11.5.2 When dont is used as whose

Also in this case dont is a substitute for the preposition de. A substitution with de qui or duquel / de laquelle / desquels / desquelles ist only possible if it is used in an non-restricted relative clause. However, this is a special case and dont is to be seen to be the better choice in any way - so, make it easier and assume that also in these cases only dont is possible.

  Examples
Mon oncle est parti aux États-Unis.
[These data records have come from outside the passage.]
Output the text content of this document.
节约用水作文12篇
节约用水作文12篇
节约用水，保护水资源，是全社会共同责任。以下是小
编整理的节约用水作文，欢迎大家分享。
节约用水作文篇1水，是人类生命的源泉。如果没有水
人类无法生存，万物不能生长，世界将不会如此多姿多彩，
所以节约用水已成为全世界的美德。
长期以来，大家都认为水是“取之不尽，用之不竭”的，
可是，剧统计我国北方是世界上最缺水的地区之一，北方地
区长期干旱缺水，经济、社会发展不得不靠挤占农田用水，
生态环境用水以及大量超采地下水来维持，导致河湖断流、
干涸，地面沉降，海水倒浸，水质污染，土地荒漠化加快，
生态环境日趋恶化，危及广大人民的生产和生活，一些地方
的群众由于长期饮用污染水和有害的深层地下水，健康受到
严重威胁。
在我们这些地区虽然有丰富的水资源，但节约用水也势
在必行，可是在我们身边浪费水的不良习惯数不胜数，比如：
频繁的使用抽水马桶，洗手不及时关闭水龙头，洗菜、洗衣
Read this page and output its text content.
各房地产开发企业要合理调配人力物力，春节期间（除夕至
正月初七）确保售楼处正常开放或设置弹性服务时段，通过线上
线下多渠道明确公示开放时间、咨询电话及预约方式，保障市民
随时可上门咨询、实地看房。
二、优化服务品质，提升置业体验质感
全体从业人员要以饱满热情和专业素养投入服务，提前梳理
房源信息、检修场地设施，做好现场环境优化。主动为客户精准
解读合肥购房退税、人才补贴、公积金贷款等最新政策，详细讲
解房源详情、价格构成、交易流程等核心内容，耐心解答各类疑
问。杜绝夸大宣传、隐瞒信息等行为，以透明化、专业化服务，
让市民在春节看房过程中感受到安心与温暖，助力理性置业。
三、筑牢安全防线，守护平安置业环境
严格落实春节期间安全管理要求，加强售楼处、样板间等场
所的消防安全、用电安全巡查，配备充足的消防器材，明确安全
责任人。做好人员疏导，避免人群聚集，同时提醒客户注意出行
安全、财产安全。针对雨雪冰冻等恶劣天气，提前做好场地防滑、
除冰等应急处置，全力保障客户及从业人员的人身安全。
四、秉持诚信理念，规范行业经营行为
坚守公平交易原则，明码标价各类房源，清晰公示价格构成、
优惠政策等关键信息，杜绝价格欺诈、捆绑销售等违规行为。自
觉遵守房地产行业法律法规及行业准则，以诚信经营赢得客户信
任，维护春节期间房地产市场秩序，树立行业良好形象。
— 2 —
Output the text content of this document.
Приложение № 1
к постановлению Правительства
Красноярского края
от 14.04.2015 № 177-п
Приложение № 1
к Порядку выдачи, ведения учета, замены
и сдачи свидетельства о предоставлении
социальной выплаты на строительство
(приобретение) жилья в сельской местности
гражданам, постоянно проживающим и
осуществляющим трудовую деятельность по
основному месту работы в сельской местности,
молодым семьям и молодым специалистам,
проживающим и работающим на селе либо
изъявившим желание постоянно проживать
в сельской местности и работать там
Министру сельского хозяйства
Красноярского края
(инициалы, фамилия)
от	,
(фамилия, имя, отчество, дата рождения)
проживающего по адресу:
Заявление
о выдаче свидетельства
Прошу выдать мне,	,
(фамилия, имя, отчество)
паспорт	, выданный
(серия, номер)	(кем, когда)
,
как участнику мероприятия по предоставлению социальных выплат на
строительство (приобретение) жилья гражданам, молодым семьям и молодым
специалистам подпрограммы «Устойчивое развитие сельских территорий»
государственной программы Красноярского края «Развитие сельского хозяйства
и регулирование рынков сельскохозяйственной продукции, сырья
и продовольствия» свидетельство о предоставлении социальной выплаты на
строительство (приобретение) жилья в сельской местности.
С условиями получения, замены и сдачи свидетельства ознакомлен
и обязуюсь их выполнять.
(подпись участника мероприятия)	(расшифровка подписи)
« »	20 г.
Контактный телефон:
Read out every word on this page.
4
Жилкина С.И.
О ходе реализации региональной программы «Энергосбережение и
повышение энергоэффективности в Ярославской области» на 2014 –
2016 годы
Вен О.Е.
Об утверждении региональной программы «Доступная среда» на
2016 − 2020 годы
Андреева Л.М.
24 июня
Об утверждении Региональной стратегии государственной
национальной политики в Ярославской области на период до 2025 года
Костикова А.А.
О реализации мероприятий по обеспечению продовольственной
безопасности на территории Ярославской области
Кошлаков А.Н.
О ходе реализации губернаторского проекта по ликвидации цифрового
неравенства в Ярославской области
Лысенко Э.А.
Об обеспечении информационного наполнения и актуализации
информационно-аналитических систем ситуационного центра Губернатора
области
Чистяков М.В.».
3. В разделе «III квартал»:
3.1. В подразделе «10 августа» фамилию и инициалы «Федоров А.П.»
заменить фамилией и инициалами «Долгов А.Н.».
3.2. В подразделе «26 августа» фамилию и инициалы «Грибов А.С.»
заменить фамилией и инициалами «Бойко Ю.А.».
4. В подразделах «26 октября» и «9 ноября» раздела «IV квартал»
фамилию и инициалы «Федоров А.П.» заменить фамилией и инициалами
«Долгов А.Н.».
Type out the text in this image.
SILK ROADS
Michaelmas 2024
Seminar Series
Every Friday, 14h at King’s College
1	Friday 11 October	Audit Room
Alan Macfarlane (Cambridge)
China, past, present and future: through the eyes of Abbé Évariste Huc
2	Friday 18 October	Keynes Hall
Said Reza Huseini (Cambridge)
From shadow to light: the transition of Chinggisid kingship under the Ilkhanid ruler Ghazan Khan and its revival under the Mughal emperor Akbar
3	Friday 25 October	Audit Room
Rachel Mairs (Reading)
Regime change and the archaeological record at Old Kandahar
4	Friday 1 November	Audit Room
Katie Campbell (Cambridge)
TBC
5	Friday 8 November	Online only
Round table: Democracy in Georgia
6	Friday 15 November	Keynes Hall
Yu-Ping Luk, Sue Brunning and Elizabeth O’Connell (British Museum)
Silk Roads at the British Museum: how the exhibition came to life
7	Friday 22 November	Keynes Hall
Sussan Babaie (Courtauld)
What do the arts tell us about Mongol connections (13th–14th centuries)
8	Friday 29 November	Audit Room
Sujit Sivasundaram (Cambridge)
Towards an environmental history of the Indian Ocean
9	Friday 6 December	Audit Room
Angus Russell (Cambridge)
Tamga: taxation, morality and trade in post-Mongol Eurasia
Marie est la femme de mon oncle.
    My uncle has left for the US. Marie is the wife of my uncle.
  Mon oncle, dont la femme est Marie, est parti aux Etats Unis.
  Mon oncle, de qui la femme est Marie, est partie aux Etats Unis.
    My uncle, whose wife is Marie, has left for the US.
Mon oncle, dont la femme est partie aux Etats Unis, n' arrive pas à faire la cuisine lui-même.
    My uncle, whose wife has left for the US, is not able to do the cooking herself.

Note: There is a difference between de qui / dont on the one side and duquel / de laquelle / desquels / desquelles on the other.

  Examples
La femme de qui j' ai reçu les lettres est morte.
  La femme dont j' ai reçu les lettres est morte.
  a) The woman whose letters I have received is dead.
  La femme de laquelle j' ai reçu les lettres est morte.
  b) The woman of whom I have received letter is dead.

The difference seems minimal, however, in phrase a) the letter are owned by the woman. In phrase b) the letters were sent by the woman, but not necessarily hers.